Wednesday, September 12, 2007

On Chesil Beach

I just read On Chesil Beach by Ian McEwan, which is on the Booker short list. I'm a big fan, and though I liked this one, I wouldn't count it among my favorites. It really is more of a novella -- I read it in a sitting. It had the feeling of an exercise -- a working out of a writing challenge. Certainly, in lesser hands, such delicate and intimate subject matter could turn out all wrong and end up a candidate for the infamous Bad Sex Award. McEwan is deft where his sadly matched protagonists are clumsy, however. He takes us back to the days when men and women could still be hopelessly uninformed and reticent about sex (early 60s in Britain, just on the cusp of the sexual revolution) and explores the repercussions on an idealistic young couple who have a very bad wedding night.

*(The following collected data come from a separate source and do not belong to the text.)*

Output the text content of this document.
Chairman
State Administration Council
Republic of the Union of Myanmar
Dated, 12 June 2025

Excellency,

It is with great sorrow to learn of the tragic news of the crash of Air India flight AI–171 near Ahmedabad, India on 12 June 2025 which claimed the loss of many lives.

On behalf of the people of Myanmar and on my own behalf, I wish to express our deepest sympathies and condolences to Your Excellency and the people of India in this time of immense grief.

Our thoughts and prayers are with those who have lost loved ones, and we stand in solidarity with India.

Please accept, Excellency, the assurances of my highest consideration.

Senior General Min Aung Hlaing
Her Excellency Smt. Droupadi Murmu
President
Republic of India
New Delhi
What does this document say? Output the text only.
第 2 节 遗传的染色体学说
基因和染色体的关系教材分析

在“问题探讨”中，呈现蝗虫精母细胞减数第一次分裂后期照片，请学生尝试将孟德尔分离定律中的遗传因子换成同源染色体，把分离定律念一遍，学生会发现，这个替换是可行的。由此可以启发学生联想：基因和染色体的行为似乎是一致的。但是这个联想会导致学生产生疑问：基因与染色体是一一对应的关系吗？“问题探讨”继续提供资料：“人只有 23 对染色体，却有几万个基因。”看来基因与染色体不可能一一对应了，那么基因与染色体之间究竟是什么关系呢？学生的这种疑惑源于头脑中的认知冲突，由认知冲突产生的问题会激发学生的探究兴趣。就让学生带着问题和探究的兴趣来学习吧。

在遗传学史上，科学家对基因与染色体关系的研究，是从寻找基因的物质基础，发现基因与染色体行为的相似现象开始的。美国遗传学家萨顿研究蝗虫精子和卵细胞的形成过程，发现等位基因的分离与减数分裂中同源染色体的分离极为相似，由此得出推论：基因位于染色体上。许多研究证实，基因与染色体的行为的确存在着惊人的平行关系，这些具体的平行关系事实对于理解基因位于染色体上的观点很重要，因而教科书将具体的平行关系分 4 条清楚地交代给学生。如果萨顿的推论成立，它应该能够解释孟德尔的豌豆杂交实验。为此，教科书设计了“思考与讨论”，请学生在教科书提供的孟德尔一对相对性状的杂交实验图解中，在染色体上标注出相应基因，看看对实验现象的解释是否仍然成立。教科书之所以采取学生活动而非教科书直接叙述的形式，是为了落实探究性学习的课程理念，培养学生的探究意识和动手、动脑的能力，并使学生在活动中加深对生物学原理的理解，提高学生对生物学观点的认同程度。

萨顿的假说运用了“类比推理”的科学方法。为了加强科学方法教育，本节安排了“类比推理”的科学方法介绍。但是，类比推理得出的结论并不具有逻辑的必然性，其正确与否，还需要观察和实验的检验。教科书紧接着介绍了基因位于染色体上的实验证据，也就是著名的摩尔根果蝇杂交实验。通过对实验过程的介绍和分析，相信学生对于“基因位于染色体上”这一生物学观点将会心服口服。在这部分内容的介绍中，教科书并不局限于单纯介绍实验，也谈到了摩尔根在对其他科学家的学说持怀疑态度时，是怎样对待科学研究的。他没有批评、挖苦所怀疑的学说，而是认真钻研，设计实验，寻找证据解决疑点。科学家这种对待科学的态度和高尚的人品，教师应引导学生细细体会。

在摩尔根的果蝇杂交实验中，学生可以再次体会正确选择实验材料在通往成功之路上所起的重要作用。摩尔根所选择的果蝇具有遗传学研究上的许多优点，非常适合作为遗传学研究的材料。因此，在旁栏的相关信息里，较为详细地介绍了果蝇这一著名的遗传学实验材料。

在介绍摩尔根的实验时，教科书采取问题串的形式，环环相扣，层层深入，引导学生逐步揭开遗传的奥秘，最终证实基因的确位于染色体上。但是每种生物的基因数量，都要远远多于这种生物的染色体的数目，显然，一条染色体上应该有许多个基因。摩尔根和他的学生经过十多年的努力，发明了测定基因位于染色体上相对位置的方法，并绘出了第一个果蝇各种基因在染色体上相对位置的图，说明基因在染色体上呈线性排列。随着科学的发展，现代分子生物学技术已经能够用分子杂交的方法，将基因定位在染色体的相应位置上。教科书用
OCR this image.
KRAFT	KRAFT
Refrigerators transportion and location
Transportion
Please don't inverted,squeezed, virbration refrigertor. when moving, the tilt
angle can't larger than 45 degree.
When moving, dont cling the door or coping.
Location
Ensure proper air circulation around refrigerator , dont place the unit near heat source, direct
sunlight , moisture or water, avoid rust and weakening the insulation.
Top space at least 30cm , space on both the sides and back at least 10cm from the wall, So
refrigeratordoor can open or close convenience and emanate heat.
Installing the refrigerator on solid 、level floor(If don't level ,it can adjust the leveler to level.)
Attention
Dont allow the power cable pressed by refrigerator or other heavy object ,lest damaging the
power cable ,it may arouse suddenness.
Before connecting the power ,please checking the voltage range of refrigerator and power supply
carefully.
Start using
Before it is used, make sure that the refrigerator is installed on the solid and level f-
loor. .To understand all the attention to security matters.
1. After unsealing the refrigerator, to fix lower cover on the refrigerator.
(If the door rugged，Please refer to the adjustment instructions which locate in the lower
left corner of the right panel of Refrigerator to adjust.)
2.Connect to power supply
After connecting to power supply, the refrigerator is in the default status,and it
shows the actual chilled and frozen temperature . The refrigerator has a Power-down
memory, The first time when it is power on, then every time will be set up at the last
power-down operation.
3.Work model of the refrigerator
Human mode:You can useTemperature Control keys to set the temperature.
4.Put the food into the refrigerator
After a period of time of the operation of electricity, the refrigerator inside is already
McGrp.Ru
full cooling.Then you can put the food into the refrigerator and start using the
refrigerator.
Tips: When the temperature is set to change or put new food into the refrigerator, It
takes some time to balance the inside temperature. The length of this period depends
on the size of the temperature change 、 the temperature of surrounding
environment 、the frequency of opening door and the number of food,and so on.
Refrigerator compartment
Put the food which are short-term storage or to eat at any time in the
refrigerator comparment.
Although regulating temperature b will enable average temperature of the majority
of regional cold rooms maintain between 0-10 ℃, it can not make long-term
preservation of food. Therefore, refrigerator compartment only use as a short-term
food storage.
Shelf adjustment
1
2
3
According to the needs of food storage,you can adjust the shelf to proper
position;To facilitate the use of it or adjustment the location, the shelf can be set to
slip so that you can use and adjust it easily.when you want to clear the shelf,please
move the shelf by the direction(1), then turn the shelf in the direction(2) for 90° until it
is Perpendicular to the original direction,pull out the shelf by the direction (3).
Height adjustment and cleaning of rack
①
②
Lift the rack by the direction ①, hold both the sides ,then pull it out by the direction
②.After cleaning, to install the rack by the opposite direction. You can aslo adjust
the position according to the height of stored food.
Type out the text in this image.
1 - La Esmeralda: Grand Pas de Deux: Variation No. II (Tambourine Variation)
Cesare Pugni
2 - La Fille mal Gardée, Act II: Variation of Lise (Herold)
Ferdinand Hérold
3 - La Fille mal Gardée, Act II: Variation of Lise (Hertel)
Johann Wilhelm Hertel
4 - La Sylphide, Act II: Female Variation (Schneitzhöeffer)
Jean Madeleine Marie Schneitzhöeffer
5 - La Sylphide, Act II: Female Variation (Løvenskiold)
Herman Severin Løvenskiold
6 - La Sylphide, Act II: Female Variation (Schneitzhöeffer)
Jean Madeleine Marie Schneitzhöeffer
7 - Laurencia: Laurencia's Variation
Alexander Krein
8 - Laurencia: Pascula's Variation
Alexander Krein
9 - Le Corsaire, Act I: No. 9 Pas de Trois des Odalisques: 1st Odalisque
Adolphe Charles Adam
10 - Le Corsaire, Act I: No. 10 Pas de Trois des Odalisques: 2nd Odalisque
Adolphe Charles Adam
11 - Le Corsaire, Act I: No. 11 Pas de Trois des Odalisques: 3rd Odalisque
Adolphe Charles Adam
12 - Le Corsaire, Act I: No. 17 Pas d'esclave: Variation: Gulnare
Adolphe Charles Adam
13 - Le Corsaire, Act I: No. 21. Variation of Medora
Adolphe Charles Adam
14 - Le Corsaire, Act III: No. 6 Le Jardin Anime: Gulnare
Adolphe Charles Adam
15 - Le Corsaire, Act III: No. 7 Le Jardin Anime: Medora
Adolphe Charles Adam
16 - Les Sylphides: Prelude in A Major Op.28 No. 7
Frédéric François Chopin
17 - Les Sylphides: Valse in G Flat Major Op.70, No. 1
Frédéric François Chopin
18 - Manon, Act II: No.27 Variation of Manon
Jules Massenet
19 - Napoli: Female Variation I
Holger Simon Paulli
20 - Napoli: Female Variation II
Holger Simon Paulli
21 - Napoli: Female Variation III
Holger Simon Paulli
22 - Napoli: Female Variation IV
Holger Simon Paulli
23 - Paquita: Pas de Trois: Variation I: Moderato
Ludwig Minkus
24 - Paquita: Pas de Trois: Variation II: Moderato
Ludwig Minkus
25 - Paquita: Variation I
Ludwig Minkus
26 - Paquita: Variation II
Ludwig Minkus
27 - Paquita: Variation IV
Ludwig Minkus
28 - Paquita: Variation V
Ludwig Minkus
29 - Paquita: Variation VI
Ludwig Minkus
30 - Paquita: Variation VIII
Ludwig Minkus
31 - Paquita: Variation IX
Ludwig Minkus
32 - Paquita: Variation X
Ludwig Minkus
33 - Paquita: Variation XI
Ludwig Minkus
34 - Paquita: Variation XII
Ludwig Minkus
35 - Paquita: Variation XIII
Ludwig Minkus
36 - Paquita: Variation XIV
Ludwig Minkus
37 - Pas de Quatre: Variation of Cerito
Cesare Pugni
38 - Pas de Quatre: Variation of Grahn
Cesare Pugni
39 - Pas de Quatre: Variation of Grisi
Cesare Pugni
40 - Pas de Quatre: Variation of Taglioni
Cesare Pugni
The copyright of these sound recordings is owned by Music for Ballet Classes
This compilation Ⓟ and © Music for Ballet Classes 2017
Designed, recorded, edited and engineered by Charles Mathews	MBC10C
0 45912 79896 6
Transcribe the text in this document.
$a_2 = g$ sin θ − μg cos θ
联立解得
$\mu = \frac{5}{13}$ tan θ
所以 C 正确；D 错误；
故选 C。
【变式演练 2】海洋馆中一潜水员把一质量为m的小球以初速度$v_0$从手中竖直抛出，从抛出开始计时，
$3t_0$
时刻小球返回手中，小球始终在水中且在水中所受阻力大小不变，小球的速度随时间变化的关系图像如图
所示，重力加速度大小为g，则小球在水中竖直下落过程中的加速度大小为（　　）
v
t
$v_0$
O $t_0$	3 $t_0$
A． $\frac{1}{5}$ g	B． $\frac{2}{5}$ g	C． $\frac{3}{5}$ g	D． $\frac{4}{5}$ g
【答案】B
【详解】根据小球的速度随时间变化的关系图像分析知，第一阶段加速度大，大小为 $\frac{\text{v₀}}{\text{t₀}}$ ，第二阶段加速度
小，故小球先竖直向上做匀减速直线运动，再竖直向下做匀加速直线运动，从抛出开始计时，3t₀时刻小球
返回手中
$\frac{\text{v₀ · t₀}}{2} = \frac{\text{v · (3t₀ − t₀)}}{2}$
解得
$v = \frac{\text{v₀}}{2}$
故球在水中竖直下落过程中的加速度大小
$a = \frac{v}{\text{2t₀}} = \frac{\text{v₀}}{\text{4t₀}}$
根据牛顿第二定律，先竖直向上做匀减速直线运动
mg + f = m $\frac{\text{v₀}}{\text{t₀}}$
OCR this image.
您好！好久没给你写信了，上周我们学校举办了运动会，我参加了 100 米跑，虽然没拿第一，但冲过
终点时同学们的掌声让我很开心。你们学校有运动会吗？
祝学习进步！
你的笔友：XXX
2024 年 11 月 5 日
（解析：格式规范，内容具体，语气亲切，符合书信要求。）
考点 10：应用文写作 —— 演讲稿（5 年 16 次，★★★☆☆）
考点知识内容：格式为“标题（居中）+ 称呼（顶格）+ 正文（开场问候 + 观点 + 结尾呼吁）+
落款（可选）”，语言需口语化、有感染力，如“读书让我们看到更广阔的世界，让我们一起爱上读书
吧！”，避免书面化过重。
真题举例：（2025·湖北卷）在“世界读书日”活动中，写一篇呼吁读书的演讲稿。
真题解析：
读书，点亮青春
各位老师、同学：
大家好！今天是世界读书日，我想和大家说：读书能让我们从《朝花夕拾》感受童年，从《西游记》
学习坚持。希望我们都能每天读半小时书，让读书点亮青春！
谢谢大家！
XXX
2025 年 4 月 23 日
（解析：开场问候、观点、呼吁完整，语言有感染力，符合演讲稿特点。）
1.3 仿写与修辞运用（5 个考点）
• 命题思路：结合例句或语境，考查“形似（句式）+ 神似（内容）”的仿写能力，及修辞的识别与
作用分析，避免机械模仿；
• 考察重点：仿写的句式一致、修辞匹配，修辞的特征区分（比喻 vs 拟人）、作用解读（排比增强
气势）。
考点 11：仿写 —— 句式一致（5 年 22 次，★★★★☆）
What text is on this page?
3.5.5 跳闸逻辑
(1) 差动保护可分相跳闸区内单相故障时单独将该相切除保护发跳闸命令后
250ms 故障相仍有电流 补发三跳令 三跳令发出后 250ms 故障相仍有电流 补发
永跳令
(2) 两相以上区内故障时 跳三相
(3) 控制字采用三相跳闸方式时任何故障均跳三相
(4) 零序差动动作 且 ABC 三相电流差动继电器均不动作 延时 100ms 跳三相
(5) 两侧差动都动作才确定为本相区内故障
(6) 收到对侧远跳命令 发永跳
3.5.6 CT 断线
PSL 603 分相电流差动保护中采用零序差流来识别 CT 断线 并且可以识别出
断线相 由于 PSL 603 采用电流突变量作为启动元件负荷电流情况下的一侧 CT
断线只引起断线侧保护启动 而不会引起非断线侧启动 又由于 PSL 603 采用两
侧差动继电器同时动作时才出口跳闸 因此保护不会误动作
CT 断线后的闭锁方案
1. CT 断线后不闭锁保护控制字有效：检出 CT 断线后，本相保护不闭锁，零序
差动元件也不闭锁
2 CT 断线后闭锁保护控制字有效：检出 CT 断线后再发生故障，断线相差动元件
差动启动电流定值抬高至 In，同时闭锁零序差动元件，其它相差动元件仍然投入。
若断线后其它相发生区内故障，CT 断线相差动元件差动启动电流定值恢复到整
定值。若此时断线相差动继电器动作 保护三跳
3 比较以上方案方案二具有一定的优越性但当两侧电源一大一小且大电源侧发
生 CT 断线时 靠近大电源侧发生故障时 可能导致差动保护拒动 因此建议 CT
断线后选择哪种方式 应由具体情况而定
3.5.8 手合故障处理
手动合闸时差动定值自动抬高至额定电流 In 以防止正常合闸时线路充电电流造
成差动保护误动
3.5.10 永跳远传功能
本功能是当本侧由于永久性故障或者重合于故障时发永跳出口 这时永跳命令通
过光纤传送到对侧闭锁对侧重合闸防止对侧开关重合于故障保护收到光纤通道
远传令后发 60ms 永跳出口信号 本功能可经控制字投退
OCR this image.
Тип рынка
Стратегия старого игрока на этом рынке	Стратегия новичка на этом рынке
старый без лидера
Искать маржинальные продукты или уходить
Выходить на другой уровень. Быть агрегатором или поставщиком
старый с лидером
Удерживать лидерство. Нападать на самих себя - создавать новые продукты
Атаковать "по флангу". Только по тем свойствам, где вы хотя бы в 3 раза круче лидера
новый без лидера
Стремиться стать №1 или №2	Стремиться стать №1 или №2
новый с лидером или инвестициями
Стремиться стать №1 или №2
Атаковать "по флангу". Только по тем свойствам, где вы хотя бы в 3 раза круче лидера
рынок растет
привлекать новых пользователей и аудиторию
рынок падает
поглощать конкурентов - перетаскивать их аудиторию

But it seems to me that he tips the scales a bit. It's not just that they're "virginal" and nervous. and that it's a "different time." He suggests that there is something much darker going on. Unless I misread, the woman Florence has a (repressed) history of being sexually abused by her father. That fact, to me, turns it then into rather old territory of McEwan's, where such themes of incest and sexual transgression recur. Maybe I just had other expectations for it from what I had already read and heard about this book. I guess I'm just left wondering what his point was -- and if I missed it entirely.